The EventStreamConfig MediaWiki extension was built to support these use cases. It uses MediaWiki's configuration to centralize the event stream configuration for all of these clients. It exposes both a PHP MediaWiki interface as well as a HTTP API to look up configs for event streams by name. The EventLogging extension uses the PHP API to load stream configuration to browser clients via ResourceLoader.

EventStreams (repository)

EventStreams is a public facing service. It exposes streams of events via HTTP SSE/EventSource. This service replaced the Mediawiki RecentChange specific service RCStream, and perhaps eventually will also deprecate irc.wikimedia.org.


EventLogging

EventLogging is the original event framework used by WMF. It consists of 3 main parts.

EventLogging Service

The EventLogging python codebase consists of various services that can be mixed and matched to consume, validate, transform, and produce streams of JSON events between different endpoints. EventLogging was originally created for Mediawiki analytics purposes, but was also used to support production streams of events via an HTTP eventlogging-service used for the EventBus service.

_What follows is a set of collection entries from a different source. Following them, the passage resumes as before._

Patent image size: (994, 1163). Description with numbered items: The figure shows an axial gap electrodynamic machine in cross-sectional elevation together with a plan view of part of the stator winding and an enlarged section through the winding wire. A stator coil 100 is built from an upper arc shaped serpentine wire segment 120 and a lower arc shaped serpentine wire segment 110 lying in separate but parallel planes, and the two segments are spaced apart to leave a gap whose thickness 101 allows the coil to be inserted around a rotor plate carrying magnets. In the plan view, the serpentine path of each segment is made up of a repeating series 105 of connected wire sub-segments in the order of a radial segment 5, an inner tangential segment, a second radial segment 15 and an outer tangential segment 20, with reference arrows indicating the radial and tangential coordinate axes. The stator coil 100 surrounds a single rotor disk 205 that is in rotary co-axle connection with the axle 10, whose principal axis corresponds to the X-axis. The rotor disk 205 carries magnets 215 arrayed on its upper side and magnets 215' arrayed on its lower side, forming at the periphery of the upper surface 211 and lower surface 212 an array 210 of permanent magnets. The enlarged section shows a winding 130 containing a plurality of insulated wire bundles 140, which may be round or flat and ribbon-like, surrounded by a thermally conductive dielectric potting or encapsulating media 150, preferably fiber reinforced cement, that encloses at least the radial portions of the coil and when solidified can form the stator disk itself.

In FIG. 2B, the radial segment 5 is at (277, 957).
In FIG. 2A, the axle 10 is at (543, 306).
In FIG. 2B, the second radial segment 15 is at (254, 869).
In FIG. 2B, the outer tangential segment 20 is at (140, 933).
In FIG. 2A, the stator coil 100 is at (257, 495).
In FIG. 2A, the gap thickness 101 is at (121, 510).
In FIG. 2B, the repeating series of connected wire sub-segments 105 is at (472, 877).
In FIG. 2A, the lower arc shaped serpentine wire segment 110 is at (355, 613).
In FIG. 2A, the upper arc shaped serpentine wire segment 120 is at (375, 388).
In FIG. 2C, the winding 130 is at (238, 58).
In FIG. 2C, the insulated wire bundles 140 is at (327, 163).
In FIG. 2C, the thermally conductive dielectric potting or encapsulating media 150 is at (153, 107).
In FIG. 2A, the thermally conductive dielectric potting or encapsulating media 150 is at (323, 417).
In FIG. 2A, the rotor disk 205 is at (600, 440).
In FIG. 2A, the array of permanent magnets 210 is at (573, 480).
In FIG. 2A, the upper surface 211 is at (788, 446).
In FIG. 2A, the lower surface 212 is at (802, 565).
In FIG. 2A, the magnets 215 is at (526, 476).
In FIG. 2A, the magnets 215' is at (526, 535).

This service is being deprecated in favor of EventGate.

EventLogging Schemas

For the original analytics EventLogging use case, all schemas are maintained and stored on meta wiki. The default EventLogging validation logic looks for matching schemas in this online http/wiki repository.

EventLogging Extension

The EventLogging Mediawiki extension is used by Mediawiki to send JSON data to EventLogging by sending a GET request with query parameter encoded JSON data to a special Varnish endpoint. Requests to this Varnish endpoint are logged (via varnishkafka), and make their way into downstream EventLogging services.